Kaz directors are unanimously voting in favour of the deal based on the view that the proposed transaction of $0.40 per Kaz share represents a good premium considering the company hasn't been trading near those levels since April 2002.
Gartner views the acquisition as a positive one if Telstra can leverage Kaz's IT services business which is part of a growing industry sector but analyst Rolf Jester said there are questions that still need to be answered.
“Telstra is acquiring companies on all sides of the spectrum. It is very unclear what Telstra’s overall strategy is. There seems to be no clear vision being communicated by Telstra which needs to be rectified. The market needs to see the sense of where the IT investment fits in the overall scheme of business," he said. The acquisition will makeTelstra the fifth largest IT services provider in Australia but noted it may not be a natural fit.
“With Telstra being 50.1 percent government owned, there will always be an ambiguity as to whether its role is for commercial business or for an instrument of policy. I don’t see this being resolved," he said.
Although Jester takes a sinister view of Telstra’s claim that Kaz offers synergy, he does view the proposed acquisition optimistically. “One of the reasons given for the acquisition is ‘synergy’. I don’t buy that for one minute," he said.
"An acquisition will give them no greater leverage than a commercial alliance would have provided. This is purely a decision for growth by Telstra, and gives Kaz access to more capital.
"If the acquisition is executed well, it will also give Kaz exposure to a wider customer base. These are good things.”
Customers expect little disruption
One client who is mindful of the possible impact of the proposed acquisition is ING Insurance, which has a five-year contract with Kaz to provide desktop and server management at the financial services firm.
ING IT services manager Dilys Geddes said Kaz has advised the insurer there will be no disruption to services.
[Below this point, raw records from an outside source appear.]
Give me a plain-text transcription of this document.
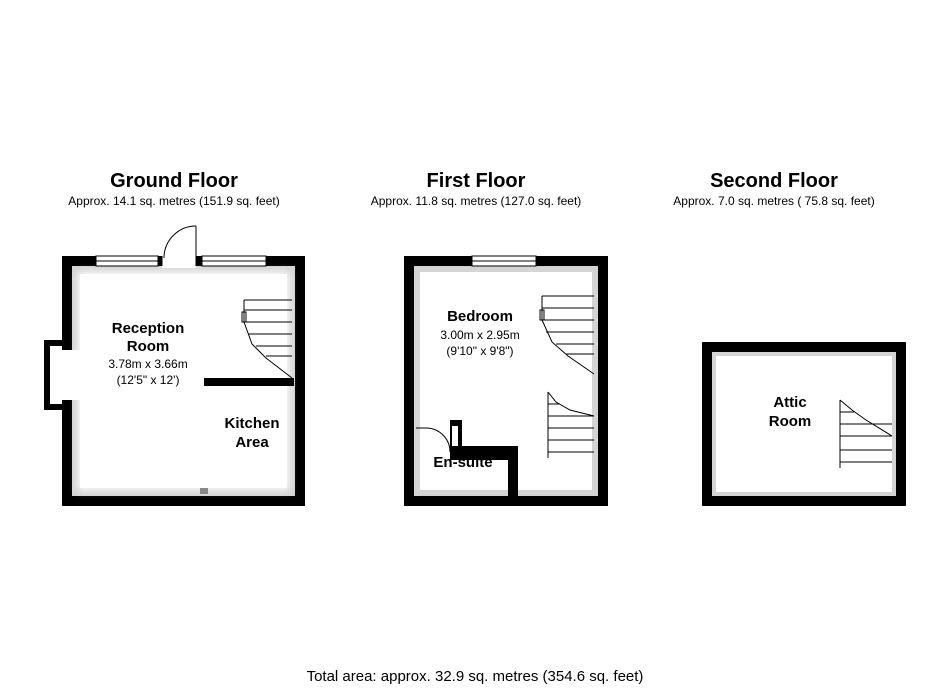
Ground Floor
Approx. 14.1 sq. metres (151.9 sq. feet)
First Floor
Approx. 11.8 sq. metres (127.0 sq. feet)
Second Floor
Approx. 7.0 sq. metres ( 75.8 sq. feet)
Reception
Room
3.78m x 3.66m
(12'5" x 12')
Kitchen
Area
Bedroom
3.00m x 2.95m
(9'10" x 9'8")
En-suite
Attic
Room
Total area: approx. 32.9 sq. metres (354.6 sq. feet)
"We aren't concerned, but we want to know that our account will continue to be managed in the same style as Kaz," he said.
"It is always difficult during acquisitions as often culture and management style differences are imposed. Our present partnership with Kaz is working well and we are hoping there will be no disruptions, but it's early days yet."
Although Geddes said ING was initially notified of the proposed acquisition by Kaz and continues to get formal updates, George Weston Foods has not been afforded such luxury. The company's technology services manager Mohamed Kader learnt of the acquisition by reading the press and getting updates from the ASX. George Weston has a three-year contract with Kaz and does not plan to change its relationship.
"We selected Kaz due to costs, responsiveness and ‘can do’ attitude," he said.
"We understand that Kaz will work independently within Telstra. We cannot tell whether Telstra overheads will translate to higher costs to us in the future, or if Telstra’s structure and processes will affect the manner in which we operate today. We need to wait and see.”